Eilmer of Malmesbury was an 11th-century English Benedictine monk best known for his early attempt at a gliding flight using wings
Eilmer of Malmesbury was an 11th-century English Benedictine monk best known for his early attempt at a gliding flight using wings (John Wright)

Why does everyone look up in Malmesbury?

Wiltshire occupies a modest piece of the Cotswolds shaped like an upside-down seahorse. But who needs more when you’ve got a flying monk? Malmesbury’s tourism future is assured, so seized is it by an incident 1,000 years ago, when abbey monk Eilmer attached wings to arms and feet and glided “from the top of a tower, for the space of a stadium” before crashing (he survived). With tours, trips, displays, plays, merchandising, not to mention endless nutty re-enactments, Malmesbury has Flying Monk Graphics, Flying Monk Group, FlyingMonk travel photography, Flying Monk Brewery, and the Flying Monk Football Ground. Arrive with a bald patch and brown cassock they’ll probably make you mayor.

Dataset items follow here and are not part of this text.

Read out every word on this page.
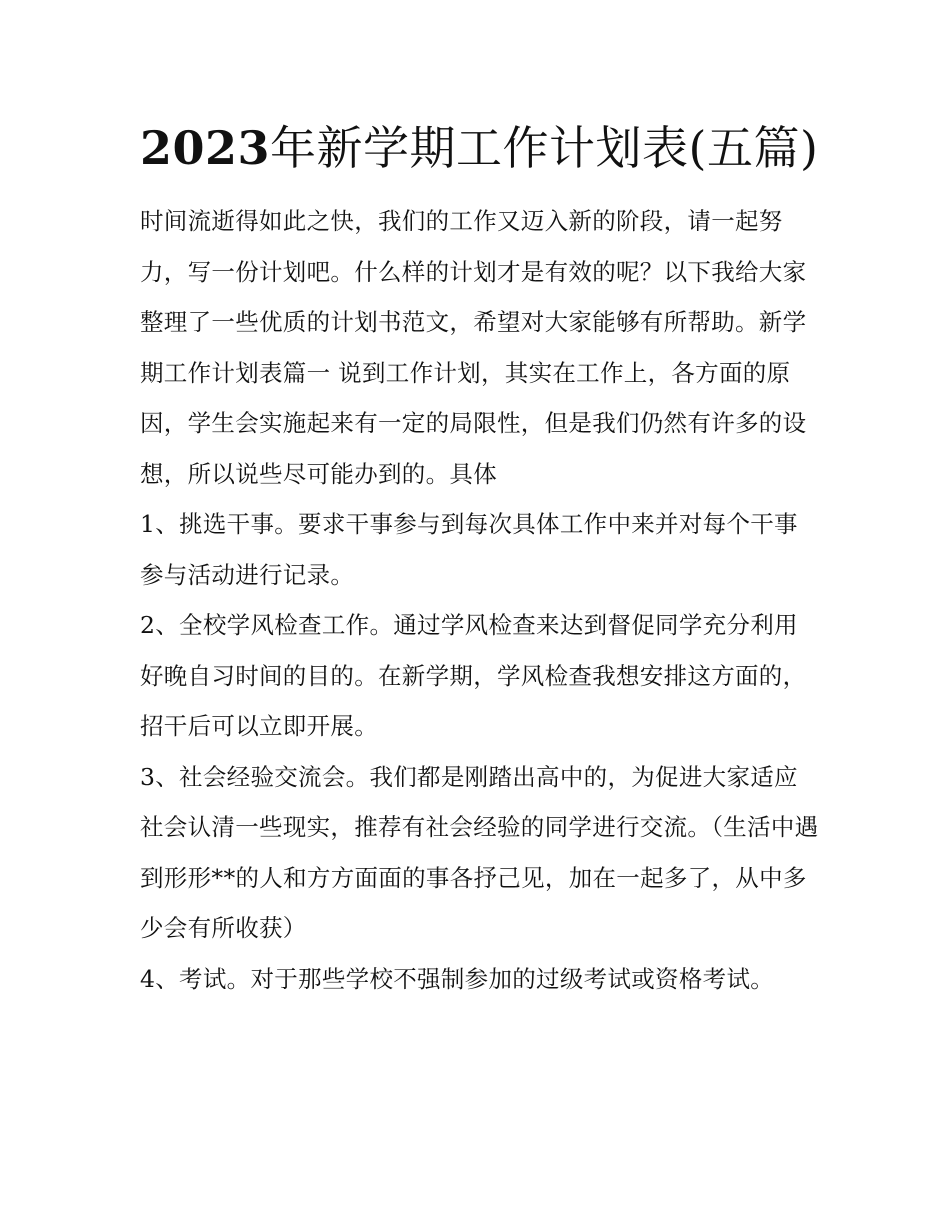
2023年新学期工作计划表(五篇)

时间流逝得如此之快，我们的工作又迈入新的阶段，请一起努力，写一份计划吧。什么样的计划才是有效的呢？以下我给大家整理了一些优质的计划书范文，希望对大家能够有所帮助。新学期工作计划表篇一 说到工作计划，其实在工作上，各方面的原因，学生会实施起来有一定的局限性，但是我们仍然有许多的设想，所以说些尽可能办到的。具体

1、挑选干事。要求干事参与到每次具体工作中来并对每个干事参与活动进行记录。

2、全校学风检查工作。通过学风检查来达到督促同学充分利用好晚自习时间的目的。在新学期，学风检查我想安排这方面的，招干后可以立即开展。

3、社会经验交流会。我们都是刚踏出高中的，为促进大家适应社会认清一些现实，推荐有社会经验的同学进行交流。（生活中遇到形形**的人和方方面面的事各抒己见，加在一起多了，从中多少会有所收获）

4、考试。对于那些学校不强制参加的过级考试或资格考试。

Get ready to dodge things flying around Warwickshire’s northern Cotswolds too

Actually you will probably be OK. Most of the skirmishes that have occurred around here since the Battle of Edgehill, such as war games, motocross and 6,000 proposed houses, have all been banished by the ever-watchful quietness-loving local guardians.

The Cotswold village of Broadway is renowned for its honey-coloured houses and architecture
The Cotswold village of Broadway is renowned for its honey-coloured houses and architecture (John Wright)

Spot houses in Worcestershire’s Cotswolds that aren’t gift shops

Church bells hidden in the forest around here during the Reformation are said to ring at night, and should not be confused with the ringing of cash registers in Broadway, one of the most visited villages in the world. Stone-mullioned windows, wisteria over doorways, “Tourists peer into our windows,” we heard someone say. They were probably less interested in his William Morris collectibles than in finding an “If the smoke alarm goes, your dinner’s ready” fridge magnet.

So the Cotswolds await you. As for the bearded Morris dancer who almost signed me up, we saw him at the street fair later, slumped drunkenly with his drum against the back of a flatbed truck, banging resolutely as his men hopped up and down. (I kept out of sight.)